I'm Adriaan de Jongh. I make games and prototypes to make people play.
I'm best known for Fingle, Bounden and contract( ). Being generally interested in social interaction, my games often connect people (sometimes in a literal way) to make them play with each other’s personalities, to strengthen their relationship, or to discover each player’s social boundaries.
Update September 20th, 2015: currently prototyping an unnanounced mobile dancing game, a space shooter like you've never seen before, and a 'Where is Waldo'-like.
Working together with Dutch National Ballet choreographer Ernst Meisner and the talented dancers of the Junior Company was incredibly inspiring. Although Bounden will not teach you actual ballet moves, it will certainly get you in the mood for it.
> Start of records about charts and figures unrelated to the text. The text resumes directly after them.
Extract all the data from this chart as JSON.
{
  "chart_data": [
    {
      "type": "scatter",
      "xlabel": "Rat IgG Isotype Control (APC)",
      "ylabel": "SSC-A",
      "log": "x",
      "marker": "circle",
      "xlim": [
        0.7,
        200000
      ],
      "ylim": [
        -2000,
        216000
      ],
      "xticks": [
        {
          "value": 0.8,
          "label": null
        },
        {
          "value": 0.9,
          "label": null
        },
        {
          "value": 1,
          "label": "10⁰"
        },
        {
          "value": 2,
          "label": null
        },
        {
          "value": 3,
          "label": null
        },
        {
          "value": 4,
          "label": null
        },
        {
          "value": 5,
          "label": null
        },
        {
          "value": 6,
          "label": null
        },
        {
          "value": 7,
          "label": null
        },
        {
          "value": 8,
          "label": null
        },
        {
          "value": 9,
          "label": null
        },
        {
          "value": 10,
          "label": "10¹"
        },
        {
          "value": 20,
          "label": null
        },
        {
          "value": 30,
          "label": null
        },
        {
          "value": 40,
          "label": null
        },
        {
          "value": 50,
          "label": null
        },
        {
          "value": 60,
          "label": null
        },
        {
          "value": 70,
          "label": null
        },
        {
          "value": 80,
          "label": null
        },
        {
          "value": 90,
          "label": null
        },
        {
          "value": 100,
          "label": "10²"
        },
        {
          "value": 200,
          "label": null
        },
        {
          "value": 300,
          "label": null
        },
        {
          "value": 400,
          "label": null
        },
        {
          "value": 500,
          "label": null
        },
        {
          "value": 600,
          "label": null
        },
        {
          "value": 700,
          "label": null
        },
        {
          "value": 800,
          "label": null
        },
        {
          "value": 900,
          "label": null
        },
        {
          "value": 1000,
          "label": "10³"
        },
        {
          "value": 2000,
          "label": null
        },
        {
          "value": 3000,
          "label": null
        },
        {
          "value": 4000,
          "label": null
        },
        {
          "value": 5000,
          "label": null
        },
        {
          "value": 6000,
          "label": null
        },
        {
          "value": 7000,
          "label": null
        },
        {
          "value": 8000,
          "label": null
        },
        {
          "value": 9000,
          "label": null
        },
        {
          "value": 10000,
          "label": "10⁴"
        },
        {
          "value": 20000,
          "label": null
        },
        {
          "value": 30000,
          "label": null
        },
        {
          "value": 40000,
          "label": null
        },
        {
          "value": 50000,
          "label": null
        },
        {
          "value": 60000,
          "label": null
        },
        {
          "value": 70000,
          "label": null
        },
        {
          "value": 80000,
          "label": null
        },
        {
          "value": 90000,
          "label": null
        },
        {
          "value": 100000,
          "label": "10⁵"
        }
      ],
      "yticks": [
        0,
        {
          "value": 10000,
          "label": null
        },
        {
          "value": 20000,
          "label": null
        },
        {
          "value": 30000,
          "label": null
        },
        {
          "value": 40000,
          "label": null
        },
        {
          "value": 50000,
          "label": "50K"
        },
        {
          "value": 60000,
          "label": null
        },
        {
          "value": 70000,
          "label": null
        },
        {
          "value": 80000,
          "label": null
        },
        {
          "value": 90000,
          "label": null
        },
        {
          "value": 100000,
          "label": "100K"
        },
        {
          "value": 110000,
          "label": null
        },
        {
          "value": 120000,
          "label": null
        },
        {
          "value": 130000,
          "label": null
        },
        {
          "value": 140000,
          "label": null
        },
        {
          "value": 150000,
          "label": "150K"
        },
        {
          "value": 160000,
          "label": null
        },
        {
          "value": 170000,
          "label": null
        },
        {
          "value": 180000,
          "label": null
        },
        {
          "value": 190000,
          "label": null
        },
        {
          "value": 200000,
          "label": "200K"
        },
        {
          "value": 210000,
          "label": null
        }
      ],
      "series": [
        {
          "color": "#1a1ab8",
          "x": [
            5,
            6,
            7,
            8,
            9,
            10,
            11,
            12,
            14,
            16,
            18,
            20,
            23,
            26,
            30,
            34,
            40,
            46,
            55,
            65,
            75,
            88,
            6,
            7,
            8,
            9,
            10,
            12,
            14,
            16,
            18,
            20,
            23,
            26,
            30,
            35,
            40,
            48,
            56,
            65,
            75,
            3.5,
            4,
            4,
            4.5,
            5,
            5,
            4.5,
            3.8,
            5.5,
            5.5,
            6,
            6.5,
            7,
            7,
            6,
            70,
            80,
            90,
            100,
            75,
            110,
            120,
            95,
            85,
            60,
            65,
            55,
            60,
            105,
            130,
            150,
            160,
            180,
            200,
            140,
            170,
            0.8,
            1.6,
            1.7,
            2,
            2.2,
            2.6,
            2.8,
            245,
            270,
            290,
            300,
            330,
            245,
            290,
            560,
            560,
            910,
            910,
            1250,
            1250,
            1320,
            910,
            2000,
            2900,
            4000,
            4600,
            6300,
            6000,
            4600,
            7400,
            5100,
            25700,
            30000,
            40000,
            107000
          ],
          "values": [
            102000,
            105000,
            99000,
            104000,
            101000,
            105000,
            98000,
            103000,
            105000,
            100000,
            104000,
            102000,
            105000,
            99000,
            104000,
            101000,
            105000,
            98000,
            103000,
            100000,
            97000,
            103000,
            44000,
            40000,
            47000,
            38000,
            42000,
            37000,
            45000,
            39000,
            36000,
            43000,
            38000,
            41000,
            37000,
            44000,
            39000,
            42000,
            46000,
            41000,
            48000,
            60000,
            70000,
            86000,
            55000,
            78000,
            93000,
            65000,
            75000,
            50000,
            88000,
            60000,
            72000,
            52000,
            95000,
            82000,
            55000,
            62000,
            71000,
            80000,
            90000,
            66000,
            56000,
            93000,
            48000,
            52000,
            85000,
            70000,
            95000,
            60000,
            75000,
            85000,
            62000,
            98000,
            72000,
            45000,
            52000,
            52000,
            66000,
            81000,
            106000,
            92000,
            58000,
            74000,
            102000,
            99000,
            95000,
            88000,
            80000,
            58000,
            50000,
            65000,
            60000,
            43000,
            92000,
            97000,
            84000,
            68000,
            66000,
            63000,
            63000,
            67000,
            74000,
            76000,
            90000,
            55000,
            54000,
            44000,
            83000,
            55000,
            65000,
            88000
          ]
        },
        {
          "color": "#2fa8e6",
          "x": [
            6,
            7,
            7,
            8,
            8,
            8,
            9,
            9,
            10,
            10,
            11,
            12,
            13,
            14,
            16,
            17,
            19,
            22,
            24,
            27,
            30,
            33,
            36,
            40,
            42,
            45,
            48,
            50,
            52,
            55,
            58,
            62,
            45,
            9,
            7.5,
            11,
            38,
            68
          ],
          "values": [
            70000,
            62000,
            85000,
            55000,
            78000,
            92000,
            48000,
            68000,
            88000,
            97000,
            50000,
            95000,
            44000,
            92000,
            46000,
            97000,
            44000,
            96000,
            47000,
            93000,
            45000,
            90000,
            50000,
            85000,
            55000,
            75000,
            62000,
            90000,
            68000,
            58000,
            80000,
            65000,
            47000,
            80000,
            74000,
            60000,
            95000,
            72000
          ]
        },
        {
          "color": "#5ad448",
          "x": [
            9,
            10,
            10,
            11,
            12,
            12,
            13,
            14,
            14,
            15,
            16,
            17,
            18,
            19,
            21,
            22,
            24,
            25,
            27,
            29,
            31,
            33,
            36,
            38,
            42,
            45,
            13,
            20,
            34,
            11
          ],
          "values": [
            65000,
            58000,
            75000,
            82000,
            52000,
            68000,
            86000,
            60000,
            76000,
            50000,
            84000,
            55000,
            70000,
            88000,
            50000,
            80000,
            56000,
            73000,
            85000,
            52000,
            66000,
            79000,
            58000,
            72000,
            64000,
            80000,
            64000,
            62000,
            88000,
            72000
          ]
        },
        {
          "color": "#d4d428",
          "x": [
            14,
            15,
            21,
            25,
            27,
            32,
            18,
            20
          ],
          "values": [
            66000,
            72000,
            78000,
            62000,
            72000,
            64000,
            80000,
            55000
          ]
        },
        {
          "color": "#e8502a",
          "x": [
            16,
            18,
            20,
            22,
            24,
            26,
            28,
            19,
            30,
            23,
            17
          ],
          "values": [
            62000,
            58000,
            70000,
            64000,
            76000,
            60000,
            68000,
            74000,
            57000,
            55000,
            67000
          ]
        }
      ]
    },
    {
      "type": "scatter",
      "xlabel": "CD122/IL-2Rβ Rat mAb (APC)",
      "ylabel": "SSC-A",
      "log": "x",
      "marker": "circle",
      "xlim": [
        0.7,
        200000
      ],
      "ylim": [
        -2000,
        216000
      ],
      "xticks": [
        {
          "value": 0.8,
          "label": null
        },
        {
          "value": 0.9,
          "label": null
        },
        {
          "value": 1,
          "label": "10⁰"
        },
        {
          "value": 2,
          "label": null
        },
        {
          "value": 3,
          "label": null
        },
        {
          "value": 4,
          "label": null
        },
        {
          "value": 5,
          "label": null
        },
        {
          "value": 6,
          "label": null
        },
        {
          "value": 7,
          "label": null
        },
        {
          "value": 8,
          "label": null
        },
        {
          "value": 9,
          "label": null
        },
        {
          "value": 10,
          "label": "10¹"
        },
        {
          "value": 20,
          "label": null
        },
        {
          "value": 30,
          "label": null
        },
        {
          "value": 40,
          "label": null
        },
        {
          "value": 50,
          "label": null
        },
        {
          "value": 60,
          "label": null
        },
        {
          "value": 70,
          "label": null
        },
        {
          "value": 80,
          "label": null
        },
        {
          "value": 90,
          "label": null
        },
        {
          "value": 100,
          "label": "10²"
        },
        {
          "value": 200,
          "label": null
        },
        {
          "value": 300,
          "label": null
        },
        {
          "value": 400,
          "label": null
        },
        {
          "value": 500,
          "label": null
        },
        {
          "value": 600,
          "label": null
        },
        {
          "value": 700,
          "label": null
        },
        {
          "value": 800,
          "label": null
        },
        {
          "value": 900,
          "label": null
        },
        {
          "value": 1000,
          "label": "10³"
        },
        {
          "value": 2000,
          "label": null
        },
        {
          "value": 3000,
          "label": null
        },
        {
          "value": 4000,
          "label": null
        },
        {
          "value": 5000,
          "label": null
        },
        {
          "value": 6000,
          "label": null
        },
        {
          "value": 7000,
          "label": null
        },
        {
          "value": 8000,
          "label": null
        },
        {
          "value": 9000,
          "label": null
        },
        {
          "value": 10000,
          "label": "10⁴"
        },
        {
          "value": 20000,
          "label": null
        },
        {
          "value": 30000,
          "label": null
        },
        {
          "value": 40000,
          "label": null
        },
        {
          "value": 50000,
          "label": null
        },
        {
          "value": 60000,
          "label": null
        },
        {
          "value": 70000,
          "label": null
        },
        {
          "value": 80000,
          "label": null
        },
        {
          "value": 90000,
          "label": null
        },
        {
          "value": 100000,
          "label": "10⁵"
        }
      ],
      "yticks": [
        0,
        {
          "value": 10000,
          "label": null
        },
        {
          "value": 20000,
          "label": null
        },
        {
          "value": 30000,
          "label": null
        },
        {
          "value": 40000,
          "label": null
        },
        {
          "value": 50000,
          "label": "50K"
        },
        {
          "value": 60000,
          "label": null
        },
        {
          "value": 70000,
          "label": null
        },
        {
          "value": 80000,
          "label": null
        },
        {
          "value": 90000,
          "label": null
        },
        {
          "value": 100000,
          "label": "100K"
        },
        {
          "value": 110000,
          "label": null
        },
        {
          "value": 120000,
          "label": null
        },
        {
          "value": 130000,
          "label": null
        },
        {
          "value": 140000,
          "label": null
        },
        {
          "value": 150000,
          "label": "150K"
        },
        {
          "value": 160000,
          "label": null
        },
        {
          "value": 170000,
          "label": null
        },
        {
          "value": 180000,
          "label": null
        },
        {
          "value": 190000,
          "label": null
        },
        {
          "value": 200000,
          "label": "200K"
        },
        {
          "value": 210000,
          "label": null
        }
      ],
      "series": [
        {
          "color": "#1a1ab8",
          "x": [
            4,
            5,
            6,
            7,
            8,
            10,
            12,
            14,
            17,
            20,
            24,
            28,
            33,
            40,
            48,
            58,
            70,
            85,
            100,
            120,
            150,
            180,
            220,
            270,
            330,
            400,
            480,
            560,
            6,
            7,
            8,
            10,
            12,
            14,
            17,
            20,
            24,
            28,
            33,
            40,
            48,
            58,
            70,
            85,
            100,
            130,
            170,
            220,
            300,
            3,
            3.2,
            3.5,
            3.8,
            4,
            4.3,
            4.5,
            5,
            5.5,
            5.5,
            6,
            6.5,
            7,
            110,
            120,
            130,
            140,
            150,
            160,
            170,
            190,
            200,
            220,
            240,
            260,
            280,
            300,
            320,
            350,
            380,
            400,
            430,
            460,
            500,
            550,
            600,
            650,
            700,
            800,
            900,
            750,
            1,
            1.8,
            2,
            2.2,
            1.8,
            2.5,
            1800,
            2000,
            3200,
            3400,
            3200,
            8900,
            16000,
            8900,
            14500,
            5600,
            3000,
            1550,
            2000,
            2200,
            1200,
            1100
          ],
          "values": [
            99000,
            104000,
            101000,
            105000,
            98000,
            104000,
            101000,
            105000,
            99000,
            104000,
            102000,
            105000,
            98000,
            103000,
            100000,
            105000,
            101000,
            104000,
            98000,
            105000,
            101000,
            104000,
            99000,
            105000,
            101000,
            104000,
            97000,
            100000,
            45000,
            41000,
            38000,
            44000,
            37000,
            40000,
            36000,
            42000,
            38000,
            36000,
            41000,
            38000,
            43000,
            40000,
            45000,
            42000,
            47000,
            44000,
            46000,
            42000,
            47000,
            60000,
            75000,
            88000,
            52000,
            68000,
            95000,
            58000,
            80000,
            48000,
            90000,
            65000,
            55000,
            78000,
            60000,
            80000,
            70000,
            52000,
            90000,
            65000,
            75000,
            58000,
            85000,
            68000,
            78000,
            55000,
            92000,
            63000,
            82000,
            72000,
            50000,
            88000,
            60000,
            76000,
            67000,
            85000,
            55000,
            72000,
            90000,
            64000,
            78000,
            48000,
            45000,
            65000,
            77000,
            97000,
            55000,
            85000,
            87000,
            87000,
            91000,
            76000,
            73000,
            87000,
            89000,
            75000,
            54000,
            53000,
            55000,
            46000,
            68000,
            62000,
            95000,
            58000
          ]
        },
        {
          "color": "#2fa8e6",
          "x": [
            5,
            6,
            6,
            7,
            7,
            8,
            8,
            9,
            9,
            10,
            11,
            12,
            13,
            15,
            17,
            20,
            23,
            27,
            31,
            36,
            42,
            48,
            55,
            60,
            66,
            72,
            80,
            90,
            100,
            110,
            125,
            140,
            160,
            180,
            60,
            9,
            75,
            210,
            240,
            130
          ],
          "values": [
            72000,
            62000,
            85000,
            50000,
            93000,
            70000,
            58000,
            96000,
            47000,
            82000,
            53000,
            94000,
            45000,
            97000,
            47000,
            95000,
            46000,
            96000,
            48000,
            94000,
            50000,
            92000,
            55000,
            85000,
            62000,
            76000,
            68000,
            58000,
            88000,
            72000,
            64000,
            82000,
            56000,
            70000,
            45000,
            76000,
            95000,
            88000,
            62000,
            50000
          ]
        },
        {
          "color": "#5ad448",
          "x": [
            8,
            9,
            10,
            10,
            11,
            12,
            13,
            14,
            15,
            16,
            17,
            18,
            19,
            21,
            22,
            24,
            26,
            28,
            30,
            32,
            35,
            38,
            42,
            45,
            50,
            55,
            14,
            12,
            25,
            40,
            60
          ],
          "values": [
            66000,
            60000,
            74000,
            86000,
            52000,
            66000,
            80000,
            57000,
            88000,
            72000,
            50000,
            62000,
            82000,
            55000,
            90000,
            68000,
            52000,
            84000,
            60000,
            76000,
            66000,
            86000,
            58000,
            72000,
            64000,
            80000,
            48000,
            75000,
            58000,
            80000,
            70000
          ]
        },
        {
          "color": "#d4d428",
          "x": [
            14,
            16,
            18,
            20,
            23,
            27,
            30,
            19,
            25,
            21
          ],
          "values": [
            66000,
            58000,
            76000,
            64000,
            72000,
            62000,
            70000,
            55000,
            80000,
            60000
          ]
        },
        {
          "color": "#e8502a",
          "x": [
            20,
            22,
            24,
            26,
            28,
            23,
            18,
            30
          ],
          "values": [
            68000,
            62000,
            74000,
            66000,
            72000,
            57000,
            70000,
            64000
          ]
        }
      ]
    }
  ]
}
I was responsibile for the vision and direction of the project, the six preceding prototypes, the funding application, coordinating the 11-person team, half of the levels in the game, coding most of the interface, and the business side of things. Available on iOS, Android.
It baffles me to think about how little we touch our friends and family. The break-up stories that Fingle created only confirm this; touching each other is a societal crime. Fortunately, among the stories created by Fingle are also stories of love, friendship, and awkwardness. I was responsible for the vision and direction of the project, the prototype, all levels, and selling the game. Available on iPad.
I needed something to quickly generate agreements between me and my collaborators, so I made contract( ). It generates an agreement in plain English, covering most things you want to agree on before working together with someone in the games industry. The agreement templates I wrote for contract( ) are based on the idea that developers do not need legalese to come to an agreement or to resolve a disagreement. I had several lawyers and tons of game developers look at it to make sure it is as unbiased, practical, honest, but also as legit as possible. docontract.com.
I've often been blind to problems of my own prototypes. Funny enough, those kinds of problems are often easily recognisable to other developers. That is why I started organising playdev.club, a repeating event in the Netherlands to show your own prototypes to other developers. playdev.club.